New Charges Against Narges Mohammadi Read to Her in Zanjan Prison

Narges Mohammadi, vice president and spokesperson of the Center for Defenders of Human Rights and imprisoned civil activist who was recently transferred from Evin Prison to Zanjan Prison following beatings, now faces new charges in two separate cases.
The new charges against this political prisoner, who is currently serving her sentence in Zanjan Prison, were read to her on Saturday, March 24, in the presence of the prosecutor of Branch 2 of Zanjan’s District Court, the head and deputy of information protection, and the head of the women’s ward of the prison, in the form of two separate cases in the women’s ward of the prison.
Based on available information, Narges Mohammadi is charged in the first case with “propaganda activity against the system” and “assembly and conspiracy with the intent to act against national security,” and in the second case with “insulting government officials, including Gholamreza Ziaii, head of Evin Prison, and making false accusations of torture and beating by him,” as well as “disrupting prison order by singing loudly.” It should be noted that this reading of charges took place without her being sent to the district court and without following legal procedures, and occurred in the women’s ward of the prison.
It is worth mentioning that the publication of political statements, organization of educational classes, and protest sit-ins in the women’s ward are among the prosecutor’s bases for the charges read to this political prisoner in the first case, and these two cases were formed for her in District Court 33 of Tehran.

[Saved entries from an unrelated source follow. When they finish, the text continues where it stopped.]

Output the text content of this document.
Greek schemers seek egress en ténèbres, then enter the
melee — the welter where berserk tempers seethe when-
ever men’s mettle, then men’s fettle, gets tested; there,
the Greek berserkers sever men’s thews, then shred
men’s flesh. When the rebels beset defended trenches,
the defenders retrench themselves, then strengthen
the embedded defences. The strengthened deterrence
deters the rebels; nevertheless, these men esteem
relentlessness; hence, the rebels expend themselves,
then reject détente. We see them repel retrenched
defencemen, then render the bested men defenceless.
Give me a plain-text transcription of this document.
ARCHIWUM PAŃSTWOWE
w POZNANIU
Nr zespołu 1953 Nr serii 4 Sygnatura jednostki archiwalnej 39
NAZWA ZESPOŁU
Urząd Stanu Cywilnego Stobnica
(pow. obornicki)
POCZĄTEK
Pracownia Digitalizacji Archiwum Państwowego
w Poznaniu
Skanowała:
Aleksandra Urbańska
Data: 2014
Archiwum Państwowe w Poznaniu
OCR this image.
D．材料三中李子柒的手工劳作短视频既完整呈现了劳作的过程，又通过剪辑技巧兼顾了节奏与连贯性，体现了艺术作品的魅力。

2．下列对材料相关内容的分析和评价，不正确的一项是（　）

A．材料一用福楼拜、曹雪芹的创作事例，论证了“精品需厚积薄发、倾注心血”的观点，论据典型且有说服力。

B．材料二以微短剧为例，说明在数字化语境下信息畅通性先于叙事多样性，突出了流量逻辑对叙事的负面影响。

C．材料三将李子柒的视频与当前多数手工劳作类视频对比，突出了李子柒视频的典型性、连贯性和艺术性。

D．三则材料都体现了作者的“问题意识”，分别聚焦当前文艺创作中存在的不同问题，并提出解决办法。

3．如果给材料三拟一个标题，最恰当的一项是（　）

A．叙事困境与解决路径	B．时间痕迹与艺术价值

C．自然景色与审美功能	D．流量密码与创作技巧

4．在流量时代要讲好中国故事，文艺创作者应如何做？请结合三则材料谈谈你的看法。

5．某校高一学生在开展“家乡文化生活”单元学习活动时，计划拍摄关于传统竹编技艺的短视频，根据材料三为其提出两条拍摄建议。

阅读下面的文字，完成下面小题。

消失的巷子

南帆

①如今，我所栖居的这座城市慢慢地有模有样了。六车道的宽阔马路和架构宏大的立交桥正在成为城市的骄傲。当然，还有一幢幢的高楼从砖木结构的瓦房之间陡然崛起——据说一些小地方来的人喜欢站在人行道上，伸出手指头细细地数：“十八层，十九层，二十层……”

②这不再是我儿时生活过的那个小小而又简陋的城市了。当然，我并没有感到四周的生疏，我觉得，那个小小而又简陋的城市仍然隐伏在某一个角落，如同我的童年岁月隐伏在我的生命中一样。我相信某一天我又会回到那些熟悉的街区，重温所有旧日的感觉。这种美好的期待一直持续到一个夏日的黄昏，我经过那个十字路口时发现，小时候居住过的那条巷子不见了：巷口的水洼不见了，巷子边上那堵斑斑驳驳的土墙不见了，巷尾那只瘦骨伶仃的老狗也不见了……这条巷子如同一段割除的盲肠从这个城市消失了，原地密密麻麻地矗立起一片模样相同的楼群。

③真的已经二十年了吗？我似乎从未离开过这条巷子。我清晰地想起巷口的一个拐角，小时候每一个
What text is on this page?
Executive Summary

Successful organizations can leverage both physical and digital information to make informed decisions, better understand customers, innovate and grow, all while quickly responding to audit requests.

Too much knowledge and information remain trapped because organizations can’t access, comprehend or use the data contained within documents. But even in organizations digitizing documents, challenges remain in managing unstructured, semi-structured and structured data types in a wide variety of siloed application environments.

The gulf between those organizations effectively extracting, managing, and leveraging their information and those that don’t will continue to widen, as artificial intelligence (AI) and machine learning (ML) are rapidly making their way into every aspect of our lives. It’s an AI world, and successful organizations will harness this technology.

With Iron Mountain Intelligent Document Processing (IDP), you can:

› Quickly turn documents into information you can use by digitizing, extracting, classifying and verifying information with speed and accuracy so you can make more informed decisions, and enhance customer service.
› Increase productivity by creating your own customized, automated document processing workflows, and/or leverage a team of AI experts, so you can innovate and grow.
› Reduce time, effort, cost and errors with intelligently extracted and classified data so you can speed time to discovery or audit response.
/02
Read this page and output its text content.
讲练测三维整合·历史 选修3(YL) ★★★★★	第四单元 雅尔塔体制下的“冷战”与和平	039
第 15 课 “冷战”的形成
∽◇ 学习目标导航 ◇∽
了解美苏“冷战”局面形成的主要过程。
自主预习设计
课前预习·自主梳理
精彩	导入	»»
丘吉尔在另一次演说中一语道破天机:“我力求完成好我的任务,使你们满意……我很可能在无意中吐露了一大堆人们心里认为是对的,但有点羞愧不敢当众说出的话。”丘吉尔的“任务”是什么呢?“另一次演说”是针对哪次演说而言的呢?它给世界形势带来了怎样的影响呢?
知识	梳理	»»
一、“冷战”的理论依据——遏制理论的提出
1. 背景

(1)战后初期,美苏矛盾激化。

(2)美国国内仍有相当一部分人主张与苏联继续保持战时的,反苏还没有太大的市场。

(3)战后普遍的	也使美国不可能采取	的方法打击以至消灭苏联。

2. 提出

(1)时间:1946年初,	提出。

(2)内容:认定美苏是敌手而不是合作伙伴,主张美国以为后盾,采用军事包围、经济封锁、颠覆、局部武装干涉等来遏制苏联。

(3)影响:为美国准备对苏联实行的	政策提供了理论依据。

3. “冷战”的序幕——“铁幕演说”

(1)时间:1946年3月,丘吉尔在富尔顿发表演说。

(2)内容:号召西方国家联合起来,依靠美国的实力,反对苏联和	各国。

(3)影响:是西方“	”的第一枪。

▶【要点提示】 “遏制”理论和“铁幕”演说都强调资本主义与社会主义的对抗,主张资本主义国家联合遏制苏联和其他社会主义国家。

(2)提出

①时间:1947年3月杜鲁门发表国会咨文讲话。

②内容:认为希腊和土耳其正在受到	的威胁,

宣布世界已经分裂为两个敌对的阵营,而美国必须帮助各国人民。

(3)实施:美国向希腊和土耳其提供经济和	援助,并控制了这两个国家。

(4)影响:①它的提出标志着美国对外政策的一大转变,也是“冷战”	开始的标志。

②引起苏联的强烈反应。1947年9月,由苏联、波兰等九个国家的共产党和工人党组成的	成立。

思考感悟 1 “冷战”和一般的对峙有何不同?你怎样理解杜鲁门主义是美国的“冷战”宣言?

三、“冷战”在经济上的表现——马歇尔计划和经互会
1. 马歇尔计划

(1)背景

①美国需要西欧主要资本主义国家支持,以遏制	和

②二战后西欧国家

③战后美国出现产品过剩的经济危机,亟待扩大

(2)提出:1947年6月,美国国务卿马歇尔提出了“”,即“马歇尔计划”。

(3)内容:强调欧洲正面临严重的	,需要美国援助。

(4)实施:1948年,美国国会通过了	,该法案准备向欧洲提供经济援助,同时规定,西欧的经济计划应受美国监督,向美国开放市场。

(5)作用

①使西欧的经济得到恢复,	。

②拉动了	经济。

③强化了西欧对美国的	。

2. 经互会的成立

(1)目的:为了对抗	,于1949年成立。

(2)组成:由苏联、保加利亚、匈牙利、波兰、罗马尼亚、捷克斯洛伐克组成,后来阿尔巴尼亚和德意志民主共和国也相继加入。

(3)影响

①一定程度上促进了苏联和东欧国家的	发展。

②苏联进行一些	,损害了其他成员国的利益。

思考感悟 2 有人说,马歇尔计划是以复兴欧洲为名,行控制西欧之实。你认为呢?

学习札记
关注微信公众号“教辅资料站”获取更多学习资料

Narges Mohammadi, an imprisoned civil activist in Iran who has been in prison since mid-May 2015, was violently transferred from Evin Prison to Zanjan Prison after a sit-in with seven other female prisoners in protest of the November killings.
This imprisoned human rights activist was sentenced in June 2017 to sixteen years in prison on charges of “assembly and conspiracy with the intent to commit a crime against national security,” “propaganda activity against the system,” and “forming and managing an illegal group called Legam,” of which only ten years would be enforceable according to Article 134 of the Islamic Penal Code.
Narges Mohammadi, who is serving her sentence in prison, criticized in a letter to the Tehran prosecutor in December 2018 the issuance of a judicial order regarding the reduction of her phone contact time with her children and announced that in protest, she would refrain from calling her children.
Previously, the representative of the United States at the periodic session reviewing the situation of human rights in Iran, attended by representatives of 32 other countries, called for the release of prisoners of conscience, including Narges Mohammadi and Nasrin Sotoudeh, from prison.